San Francisco’s response to COVID-19
California was the first state in America to put in place a coronavirus lockdown, and San Francisco, in particular, was one of the more cautious cities with respect to its public health response.
“The effects of the pandemic lasted longer in San Francisco than they did many other places. And that, I think, had an effect on the economic recovery,” Papov said.
The city’s COVID-19 public health emergency declaration officially ended, along with additional health orders, Feb. 28, 2023, in alignment with the end of California’s COVID-19 State of Emergency.
Fewer people downtown due to remote work
San Francisco’s office vacancy has yet to recover to what it used to be, and it’s in a much deeper hole than many of the other top job centers. The lack of need for office spaces has been leading to economic downfalls for downtown businesses that thrive on street traffic. Locals continue to leave the city for the suburbs and other places.
“When CEOs said please return to the office, people didn’t. Their lives went on as normal. So many people have taken their San Francisco jobs with them to new places,” Papov said. “Remote work really did a number on the market because it meant that you no longer needed to pay San Francisco rents to work for a San Francisco employer.”
Papov also said that because fewer people are actually downtown working, it’s likely that crime and homelessness will remain a key issue.

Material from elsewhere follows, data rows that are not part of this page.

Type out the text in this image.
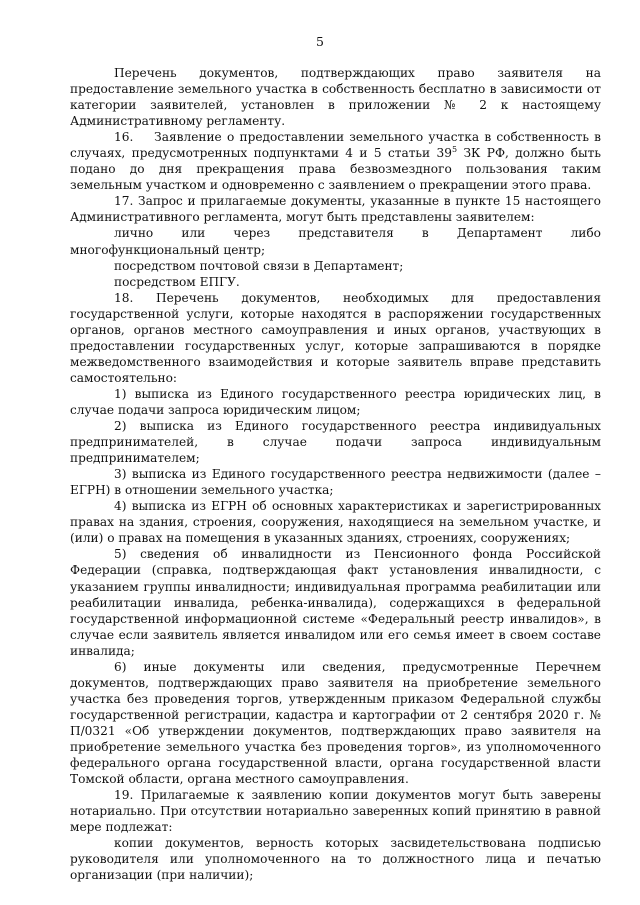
5

Перечень документов, подтверждающих право заявителя на предоставление земельного участка в собственность бесплатно в зависимости от категории заявителей, установлен в приложении № 2 к настоящему Административному регламенту.

16.    Заявление о предоставлении земельного участка в собственность в случаях, предусмотренных подпунктами 4 и 5 статьи $39^5$ ЗК РФ, должно быть подано до дня прекращения права безвозмездного пользования таким земельным участком и одновременно с заявлением о прекращении этого права.

17. Запрос и прилагаемые документы, указанные в пункте 15 настоящего Административного регламента, могут быть представлены заявителем:

лично или через представителя в Департамент либо многофункциональный центр;

посредством почтовой связи в Департамент;

посредством ЕПГУ.

18. Перечень документов, необходимых для предоставления государственной услуги, которые находятся в распоряжении государственных органов, органов местного самоуправления и иных органов, участвующих в предоставлении государственных услуг, которые запрашиваются в порядке межведомственного взаимодействия и которые заявитель вправе представить самостоятельно:

1) выписка из Единого государственного реестра юридических лиц, в случае подачи запроса юридическим лицом;

2) выписка из Единого государственного реестра индивидуальных предпринимателей, в случае подачи запроса индивидуальным предпринимателем;

3) выписка из Единого государственного реестра недвижимости (далее – ЕГРН) в отношении земельного участка;

4) выписка из ЕГРН об основных характеристиках и зарегистрированных правах на здания, строения, сооружения, находящиеся на земельном участке, и (или) о правах на помещения в указанных зданиях, строениях, сооружениях;

5) сведения об инвалидности из Пенсионного фонда Российской Федерации (справка, подтверждающая факт установления инвалидности, с указанием группы инвалидности; индивидуальная программа реабилитации или реабилитации инвалида, ребенка-инвалида), содержащихся в федеральной государственной информационной системе «Федеральный реестр инвалидов», в случае если заявитель является инвалидом или его семья имеет в своем составе инвалида;

6) иные документы или сведения, предусмотренные Перечнем документов, подтверждающих право заявителя на приобретение земельного участка без проведения торгов, утвержденным приказом Федеральной службы государственной регистрации, кадастра и картографии от 2 сентября 2020 г. № П/0321 «Об утверждении документов, подтверждающих право заявителя на приобретение земельного участка без проведения торгов», из уполномоченного федерального органа государственной власти, органа государственной власти Томской области, органа местного самоуправления.

19. Прилагаемые к заявлению копии документов могут быть заверены нотариально. При отсутствии нотариально заверенных копий принятию в равной мере подлежат:

копии документов, верность которых засвидетельствована подписью руководителя или уполномоченного на то должностного лица и печатью организации (при наличии);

Residents are reaching their breaking points as crime continues to rise. Local resident Darren Stallcup told NewsNation affiliate KRON that his neighborhood, the Tenderloin, feels like “the Wild West.”

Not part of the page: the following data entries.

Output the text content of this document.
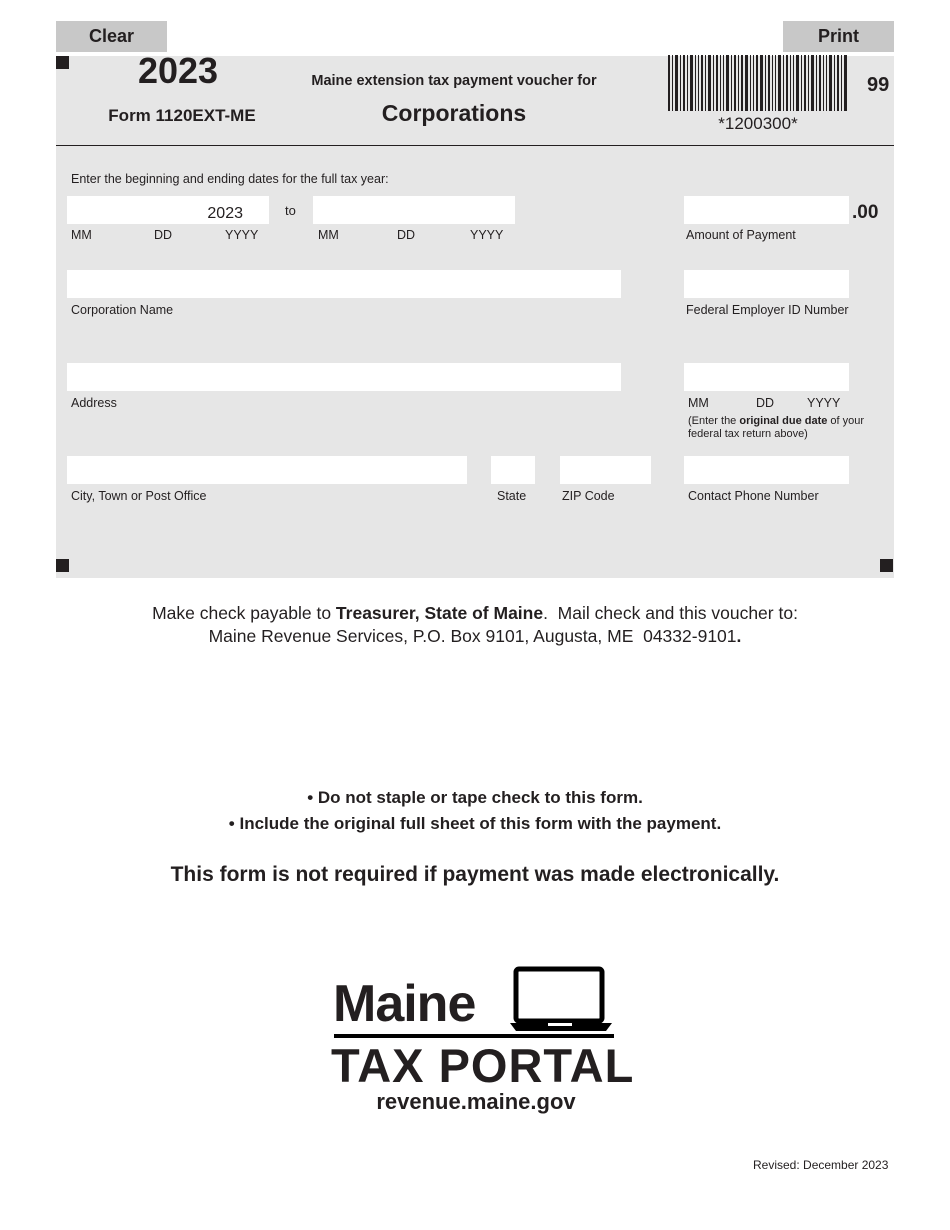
Clear	Print
2023
Form 1120EXT-ME
Maine extension tax payment voucher for
Corporations	*1200300*
99
Enter the beginning and ending dates for the full tax year:
2023
to
MM	DD	YYYY	MM	DD	YYYY
.00
Amount of Payment
Corporation Name	Federal Employer ID Number
Address	MM	DD	YYYY
(Enter the original due date of your
federal tax return above)
City, Town or Post Office	State	ZIP Code	Contact Phone Number
Make check payable to Treasurer, State of Maine.  Mail check and this voucher to:
Maine Revenue Services, P.O. Box 9101, Augusta, ME  04332-9101.
• Do not staple or tape check to this form.
• Include the original full sheet of this form with the payment.
This form is not required if payment was made electronically.
Maine
TAX PORTAL
revenue.maine.gov
Revised: December 2023
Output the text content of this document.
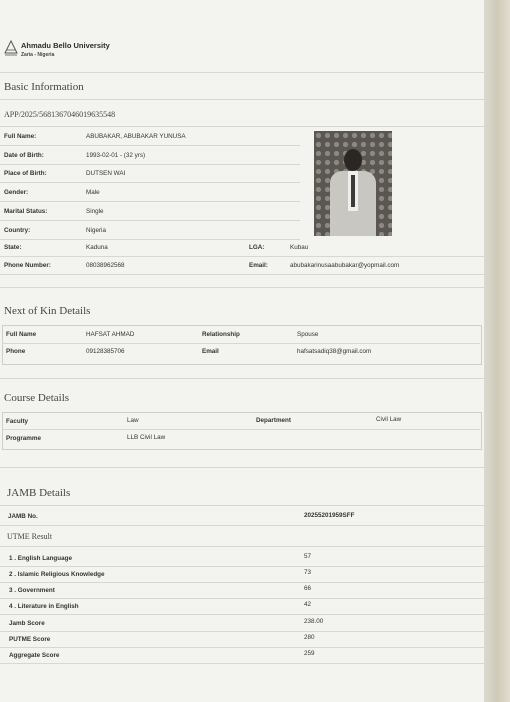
Ahmadu Bello University
Zaria - Nigeria
Basic Information
APP/2025/5681367046019635548
Full Name:	ABUBAKAR, ABUBAKAR YUNUSA
Date of Birth:	1993-02-01 - (32 yrs)
Place of Birth:	DUTSEN WAI
Gender:	Male
Marital Status:	Single
Country:	Nigeria
State:	Kaduna
Phone Number:	08038962568
LGA:	Kubau
Email:	abubakarinusaabubakar@yopmail.com
Next of Kin Details
Full Name	HAFSAT AHMAD	Relationship	Spouse
Phone	09128385706	Email	hafsatsadiq38@gmail.com
Course Details
Faculty	Law	Department	Civil Law
Programme	LLB Civil Law
JAMB Details
JAMB No.	20255201959SFF
UTME Result
1 . English Language	57
2 . Islamic Religious Knowledge	73
3 . Government	66
4 . Literature in English	42
Jamb Score	238.00
PUTME Score	280
Aggregate Score	259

He recorded a 2 a.m. video to raise awareness surrounding public safety, homelessness, and to expose just how dire the fentanyl epidemic has become in the city.
The San Francisco Chronicle reported that accidental drug overdose deaths began to spike in the mid- to late 2010s as fentanyl infiltrated the local drug market.

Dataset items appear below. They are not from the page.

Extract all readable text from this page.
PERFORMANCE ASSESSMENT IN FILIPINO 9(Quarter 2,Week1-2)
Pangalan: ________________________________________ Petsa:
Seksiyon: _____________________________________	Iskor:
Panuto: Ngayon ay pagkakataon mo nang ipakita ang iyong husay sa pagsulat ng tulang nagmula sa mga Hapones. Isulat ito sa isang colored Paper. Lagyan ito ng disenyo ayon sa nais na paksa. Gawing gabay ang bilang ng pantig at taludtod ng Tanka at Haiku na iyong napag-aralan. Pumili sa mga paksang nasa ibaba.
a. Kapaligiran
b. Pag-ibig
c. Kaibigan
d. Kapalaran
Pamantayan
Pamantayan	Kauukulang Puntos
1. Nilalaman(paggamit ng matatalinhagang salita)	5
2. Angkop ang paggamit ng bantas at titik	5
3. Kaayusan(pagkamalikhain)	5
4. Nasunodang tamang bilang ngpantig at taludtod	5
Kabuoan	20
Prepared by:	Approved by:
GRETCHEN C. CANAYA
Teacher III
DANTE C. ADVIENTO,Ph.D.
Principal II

There were 625 accidental drug overdose deaths in San Francisco in 2021. However, that was also the first year since 2012 that the death rate in the city has gone down.
Americans’ priorities have shifted
Over the last few years, Americans have generally been looking for more space, prioritizing affordability since the pandemic.
“Those of us in the Bay Area know well that going into these last few years, San Francisco is one of the most expensive places in the world. The people that are looking for more room, more space, places where their dollar goes further … San Francisco has not been that place,” Papov said.
San Francisco experienced great growth in the 1980s, when the population topped 700,000, according to Encyclopedia Britannica.
The cost of living skyrocketed, and the Golden Gate city became one of the most expensive places in the country to live in, fueled by the explosion of venture capitalists.
Papov doesn’t think the city will return to what it used to be, but he believes it’ll reinvent itself anyway.
“It’s just a city that’s constantly reimagining itself. Even now, when there’s so much talk about how San Francisco seems to be lagging behind economically relative to its powerhouse status. … Recently, a lot of the innovation in generative AI is happening right in the heart of San Francisco, and so it’ll have a new phase. But it’s anyone’s guess as to what it will look like.”